If you have found yourself holding on to pain from the previous relationship, maybe you think that he really needs to be held accountable for his actions. Best of luck attempting to shake free from that. The longer your attention is on something you don’t desire, the longer you’ll attract it to you.
Let the vibration you are letting in to be siphoned off from your power. It is a tiny leak in your energy field and over time, it will deplete you, if it hasn’t already. Also, that eventual energy leak prevents you from having all your power present in this moment. When you do not have your power in the moment it makes it more difficult to be a powerful, deliberate creator. Life Coaching and Relationship Advice can help you along the way.
Take your full power back by releasing and letting go of your previous relationship, of judgements that weigh you down, muss up your energy field and block you from moving forward to the life and love you want and deserve.
Learn How to Strengthen Your Self-Esteem and Attract A Love Relationship
Friday, November 27th, 2009 | Relationships | No Comments
Nanette Geiger, Law of Attraction Relationship Expert , writes… …
A typical problem for friends of mine is their belief that you have to drop 50 pounds and/or be financially independent before they can attract lasting love. This is of course a myth. This is just low self-esteem blocking you from being truly whole.
It is wonderful to want to look your best, be your perfect self, have high self-esteem and be ok concerning your financial situation. It feels really wonderful to feel secure, confident, and beautiful.

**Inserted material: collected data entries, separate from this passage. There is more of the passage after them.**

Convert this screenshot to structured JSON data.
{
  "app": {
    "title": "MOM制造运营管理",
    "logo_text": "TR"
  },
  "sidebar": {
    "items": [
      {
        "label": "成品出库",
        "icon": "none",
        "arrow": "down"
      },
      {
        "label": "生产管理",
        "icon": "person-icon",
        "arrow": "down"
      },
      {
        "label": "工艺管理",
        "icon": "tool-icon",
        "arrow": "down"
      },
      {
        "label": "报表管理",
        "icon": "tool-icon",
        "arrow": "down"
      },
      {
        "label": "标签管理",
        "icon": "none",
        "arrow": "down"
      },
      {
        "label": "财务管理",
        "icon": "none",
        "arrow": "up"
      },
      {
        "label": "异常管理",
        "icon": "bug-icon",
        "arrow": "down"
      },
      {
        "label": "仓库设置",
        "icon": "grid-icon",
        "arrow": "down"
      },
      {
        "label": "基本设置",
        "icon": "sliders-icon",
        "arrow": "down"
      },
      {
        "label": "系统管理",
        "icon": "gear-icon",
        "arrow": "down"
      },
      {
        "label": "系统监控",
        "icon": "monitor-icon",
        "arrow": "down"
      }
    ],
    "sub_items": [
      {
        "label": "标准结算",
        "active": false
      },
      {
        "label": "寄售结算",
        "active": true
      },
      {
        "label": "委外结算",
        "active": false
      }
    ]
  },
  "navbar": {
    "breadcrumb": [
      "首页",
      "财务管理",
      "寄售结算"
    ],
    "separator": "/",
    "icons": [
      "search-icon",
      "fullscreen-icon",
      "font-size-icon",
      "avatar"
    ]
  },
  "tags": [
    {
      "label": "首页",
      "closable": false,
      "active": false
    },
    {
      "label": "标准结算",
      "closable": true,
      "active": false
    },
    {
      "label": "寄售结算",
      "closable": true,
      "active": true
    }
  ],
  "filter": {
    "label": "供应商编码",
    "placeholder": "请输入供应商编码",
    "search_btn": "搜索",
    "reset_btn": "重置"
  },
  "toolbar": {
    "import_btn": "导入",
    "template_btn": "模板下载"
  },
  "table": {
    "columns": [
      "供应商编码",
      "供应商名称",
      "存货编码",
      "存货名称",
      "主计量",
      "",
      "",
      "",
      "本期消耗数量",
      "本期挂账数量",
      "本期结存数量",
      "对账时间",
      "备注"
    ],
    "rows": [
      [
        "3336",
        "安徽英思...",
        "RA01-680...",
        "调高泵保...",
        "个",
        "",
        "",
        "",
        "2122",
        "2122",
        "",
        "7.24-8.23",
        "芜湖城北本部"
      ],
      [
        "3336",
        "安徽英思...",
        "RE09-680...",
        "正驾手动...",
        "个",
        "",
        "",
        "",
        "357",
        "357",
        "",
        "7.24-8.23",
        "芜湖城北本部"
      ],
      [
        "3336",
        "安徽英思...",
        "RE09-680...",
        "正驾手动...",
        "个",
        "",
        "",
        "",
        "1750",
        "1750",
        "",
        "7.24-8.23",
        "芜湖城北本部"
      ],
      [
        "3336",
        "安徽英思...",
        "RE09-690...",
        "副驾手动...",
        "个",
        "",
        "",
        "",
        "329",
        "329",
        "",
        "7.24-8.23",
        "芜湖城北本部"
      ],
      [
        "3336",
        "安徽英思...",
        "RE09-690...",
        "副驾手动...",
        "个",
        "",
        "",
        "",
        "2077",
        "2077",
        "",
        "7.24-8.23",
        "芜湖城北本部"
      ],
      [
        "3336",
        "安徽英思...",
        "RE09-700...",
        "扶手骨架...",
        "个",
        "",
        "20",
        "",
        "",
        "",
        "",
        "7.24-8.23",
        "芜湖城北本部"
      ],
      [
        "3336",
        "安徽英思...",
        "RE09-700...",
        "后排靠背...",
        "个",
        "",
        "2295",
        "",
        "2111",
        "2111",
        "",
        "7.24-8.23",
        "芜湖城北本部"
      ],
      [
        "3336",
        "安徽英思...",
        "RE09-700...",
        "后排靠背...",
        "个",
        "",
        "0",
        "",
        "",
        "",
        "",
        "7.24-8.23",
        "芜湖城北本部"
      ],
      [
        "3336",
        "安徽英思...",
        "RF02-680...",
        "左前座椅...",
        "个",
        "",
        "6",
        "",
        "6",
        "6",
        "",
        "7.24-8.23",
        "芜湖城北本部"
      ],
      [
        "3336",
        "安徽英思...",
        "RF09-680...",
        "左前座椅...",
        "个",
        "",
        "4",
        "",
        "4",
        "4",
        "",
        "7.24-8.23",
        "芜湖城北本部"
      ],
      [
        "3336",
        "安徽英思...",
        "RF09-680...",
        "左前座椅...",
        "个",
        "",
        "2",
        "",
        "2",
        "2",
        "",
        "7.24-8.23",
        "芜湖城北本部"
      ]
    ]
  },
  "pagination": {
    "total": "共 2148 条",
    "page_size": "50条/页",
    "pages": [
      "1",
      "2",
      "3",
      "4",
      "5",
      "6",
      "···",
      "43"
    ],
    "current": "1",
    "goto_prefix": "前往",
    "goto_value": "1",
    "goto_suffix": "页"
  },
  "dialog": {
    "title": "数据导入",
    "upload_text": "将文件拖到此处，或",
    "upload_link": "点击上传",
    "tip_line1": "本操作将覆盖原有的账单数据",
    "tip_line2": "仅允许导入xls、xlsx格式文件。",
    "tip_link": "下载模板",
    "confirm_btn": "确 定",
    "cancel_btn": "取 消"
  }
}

There are a HUGE number of corporations that feed on peoples’ low sense of self-image. At some point or another, we’ve all fallen prey to buying that new exercise machine that promises to make it simple for us to tone up, slim down and have a beautiful self. Supplements, special diets or dieting plans, products for our hair, skin, teeth, libido, you name it! And these messages are directly centered around one basic premise – that we’re not inherently OK the way we come.
We’re so accustomed to this kind of thought pattern that we hardly even question it. It is not surprising that we subscribe to that pattern of thinking. After all, when we are born, on the first day of our life, we are loved and perfect – mostly. Then almost immediately we’re compared to how the previous sibling evolved, at what time they developed this ability, learning to sit, crawling, language, and so on. Our hair, our bodies and how they are similar or dissimilar to this one or that. “Oh, she appears just like Aunt Mary when she was that age.” You understand the drill.
Start by examining your early beliefs and emotions concerning your body. Many people do not actually understand that they have persisting limiting vibrations or emotions from these previous experiences. Negativity, whether strong or mild, feels bad and many of us just learn to subjugate it, deal with it, or push it further into the underbelly of your mind. These influential emotional experiences usually continue to be subjugated. We have all heard the term “emotional baggage.” We walk through life with old unresolved, paining, hard to deal with feelings still held somewhere inside of us. Those emotions emanate to the Universe to reflect back more of the same. You can free yourself by improving your self-esteem.
Begin to change your relationship with your body by making lists of things you appreciate about you. What really harmonizes with yourself? What can you love concerning your appearance? Think of 10 affirmations each day that you truly appreciate about your body. Do you like your eyes? Are you appreciative of functioning fingers? Make lists of the positive aspects about you and view your energy and vibrational level of attraction start to improve. You CAN improve your self-esteem and attract love.